Under the DERA Act, the DER Authority takes over many of the functions the utility would typically do under IDP, including:
- Creating forecasts of system load and DER deployment that feed into utility resource planning
- Analyzing DER alternatives to utility infrastructure investments over $25m and soliciting bids from DER providers
- Standardizing distributed smart inverter data to share with the DER authority
- Creating recommendations for changes to rate design and other programs that could accelerate cost-effective DER deployment
- Creating a customer-facing website and platform to connect customers with DER providers
Even with the creation of this new authority, the utility’s role in optimizing DERs would still be significant. The utility is required to supply public information in real-time about its hosting capacity for DERs on every circuit, as well as its larger-scale infrastructure needs, defined by the services they provide – e.g. capacity, energy, voltage support – giving the utility significant control over what becomes a NWA candidate. The utility will also have to provide the DER Authority with real-time data about customer usage at the meter level and ensure smart meters can communicate easily with in-home devices. These are new functions the utility is likely unprepared for today, and so it may need new revenue and potentially performance incentives or investment opportunities as carrots to accomplish these tasks.

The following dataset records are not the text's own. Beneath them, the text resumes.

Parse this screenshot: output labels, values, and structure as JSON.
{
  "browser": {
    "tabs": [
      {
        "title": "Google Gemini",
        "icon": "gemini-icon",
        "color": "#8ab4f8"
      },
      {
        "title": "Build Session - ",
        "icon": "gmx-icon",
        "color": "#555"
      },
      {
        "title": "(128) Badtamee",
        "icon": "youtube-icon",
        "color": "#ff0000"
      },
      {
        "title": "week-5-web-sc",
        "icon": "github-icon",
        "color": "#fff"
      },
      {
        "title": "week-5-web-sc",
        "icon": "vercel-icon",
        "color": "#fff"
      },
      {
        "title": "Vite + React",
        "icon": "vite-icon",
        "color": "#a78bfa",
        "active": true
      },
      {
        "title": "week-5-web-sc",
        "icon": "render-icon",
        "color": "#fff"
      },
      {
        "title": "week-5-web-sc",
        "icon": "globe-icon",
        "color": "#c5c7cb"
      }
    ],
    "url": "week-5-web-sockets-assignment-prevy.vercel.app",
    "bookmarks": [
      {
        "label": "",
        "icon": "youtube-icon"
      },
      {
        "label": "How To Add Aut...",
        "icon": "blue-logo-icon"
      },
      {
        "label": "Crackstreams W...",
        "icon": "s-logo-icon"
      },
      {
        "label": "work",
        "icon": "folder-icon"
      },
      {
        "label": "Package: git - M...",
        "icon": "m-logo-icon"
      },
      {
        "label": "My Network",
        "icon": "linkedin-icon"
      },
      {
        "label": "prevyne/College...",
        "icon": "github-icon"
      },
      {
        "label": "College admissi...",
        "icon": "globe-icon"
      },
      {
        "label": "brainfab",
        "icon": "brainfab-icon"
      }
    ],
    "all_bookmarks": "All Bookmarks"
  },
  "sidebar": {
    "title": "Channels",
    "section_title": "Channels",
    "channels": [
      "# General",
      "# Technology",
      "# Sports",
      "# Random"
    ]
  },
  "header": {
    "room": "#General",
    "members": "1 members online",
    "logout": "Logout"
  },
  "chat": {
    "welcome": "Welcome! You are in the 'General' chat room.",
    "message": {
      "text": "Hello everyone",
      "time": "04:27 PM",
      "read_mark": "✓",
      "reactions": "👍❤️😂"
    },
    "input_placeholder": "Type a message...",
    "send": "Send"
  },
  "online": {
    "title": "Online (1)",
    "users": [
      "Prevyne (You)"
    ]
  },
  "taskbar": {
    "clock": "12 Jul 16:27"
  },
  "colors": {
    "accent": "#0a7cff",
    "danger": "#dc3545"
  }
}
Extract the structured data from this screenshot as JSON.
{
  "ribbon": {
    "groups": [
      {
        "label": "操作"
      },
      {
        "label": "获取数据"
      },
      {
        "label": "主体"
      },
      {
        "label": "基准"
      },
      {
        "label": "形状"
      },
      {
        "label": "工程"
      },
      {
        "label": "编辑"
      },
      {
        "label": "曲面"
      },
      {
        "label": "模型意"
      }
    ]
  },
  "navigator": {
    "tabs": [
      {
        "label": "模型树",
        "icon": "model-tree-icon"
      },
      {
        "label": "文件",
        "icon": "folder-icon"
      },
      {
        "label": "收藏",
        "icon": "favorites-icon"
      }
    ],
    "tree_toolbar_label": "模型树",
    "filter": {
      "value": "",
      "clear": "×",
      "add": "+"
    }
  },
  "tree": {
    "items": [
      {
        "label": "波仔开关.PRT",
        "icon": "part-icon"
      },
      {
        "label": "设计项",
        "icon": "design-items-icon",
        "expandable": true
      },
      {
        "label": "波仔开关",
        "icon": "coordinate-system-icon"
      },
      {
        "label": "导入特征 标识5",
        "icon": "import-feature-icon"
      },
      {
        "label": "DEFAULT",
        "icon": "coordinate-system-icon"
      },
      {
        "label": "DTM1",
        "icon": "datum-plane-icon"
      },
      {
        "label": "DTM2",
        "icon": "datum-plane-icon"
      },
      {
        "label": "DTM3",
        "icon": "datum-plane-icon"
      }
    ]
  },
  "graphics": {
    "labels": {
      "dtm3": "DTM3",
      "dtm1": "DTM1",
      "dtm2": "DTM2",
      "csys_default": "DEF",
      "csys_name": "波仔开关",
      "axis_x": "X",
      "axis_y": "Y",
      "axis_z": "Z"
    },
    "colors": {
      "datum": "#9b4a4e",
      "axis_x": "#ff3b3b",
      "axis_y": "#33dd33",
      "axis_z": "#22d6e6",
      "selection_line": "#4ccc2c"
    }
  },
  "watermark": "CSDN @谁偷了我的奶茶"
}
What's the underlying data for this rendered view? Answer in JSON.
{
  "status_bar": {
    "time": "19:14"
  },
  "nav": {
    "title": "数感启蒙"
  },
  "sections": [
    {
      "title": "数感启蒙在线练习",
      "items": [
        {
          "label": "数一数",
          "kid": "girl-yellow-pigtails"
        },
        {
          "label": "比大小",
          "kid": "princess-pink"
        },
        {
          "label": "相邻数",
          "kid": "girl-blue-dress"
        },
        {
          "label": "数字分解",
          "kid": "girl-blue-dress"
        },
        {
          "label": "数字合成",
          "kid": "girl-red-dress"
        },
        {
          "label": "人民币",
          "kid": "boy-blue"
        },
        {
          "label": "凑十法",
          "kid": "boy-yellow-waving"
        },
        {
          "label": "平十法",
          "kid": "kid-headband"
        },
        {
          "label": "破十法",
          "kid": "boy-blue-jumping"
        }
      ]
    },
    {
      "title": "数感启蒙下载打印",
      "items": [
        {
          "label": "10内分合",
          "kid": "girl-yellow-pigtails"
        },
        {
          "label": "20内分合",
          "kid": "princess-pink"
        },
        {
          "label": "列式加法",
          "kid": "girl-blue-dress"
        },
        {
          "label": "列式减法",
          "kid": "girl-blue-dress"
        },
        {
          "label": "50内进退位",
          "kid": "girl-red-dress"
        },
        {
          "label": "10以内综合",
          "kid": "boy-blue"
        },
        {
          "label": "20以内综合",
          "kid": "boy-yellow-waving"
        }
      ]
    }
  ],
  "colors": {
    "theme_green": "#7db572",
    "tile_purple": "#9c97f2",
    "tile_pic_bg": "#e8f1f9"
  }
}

From a public policy perspective, the D.C. proposal has several merits. First and foremost, it creates (or endeavors to create) an entity with a clear directive, resources, and incentives to maximize DER deployment comprehensively for the public good. It solves aspects of the utility information problem by requiring the utility to provide massive amounts of crucial information necessary to identify the highest-value opportunities for DERs. It also provides a pathway to develop the market for elusive DERs, particularly demand flexibility, which can complement variable low-cost generation without increasing environmental impacts.
But the proposal may still struggle to live up to its intention. As an extremely detailed legislative proposal, the bill is proscriptive but also may leave unforeseeable loopholes that regulators may find challenging to counteract. For example, the requirement that utilities define system needs and share them with the DER Authority for a request for proposals for DER alternatives are vague. Left unspecified are the specific capabilities that must be defined and replaced, though the bill does create a stakeholder process to resolve many unspecified details.
Also, the requirement that these needs must meet a $25m threshold to be subject to NWA analysis means that utilities can break infrastructure proposals into components that fall under this threshold. And it does not solve the underlying information incentive problem – without a change to the underlying business model of the utilities, which here would be excluded from profiting off of the optimization of DERs, there are few reasons to play ball.
The DER Authority is a new experiment in the information-intensive approach to promoting system optimization. Equally important are reform combinations that increase regulatory focus on rewarding utility outcomes. Other states should watch carefully, particularly those who are frustrated with the utility’s willingness to proactively engage customers and embrace cost-effective DERs.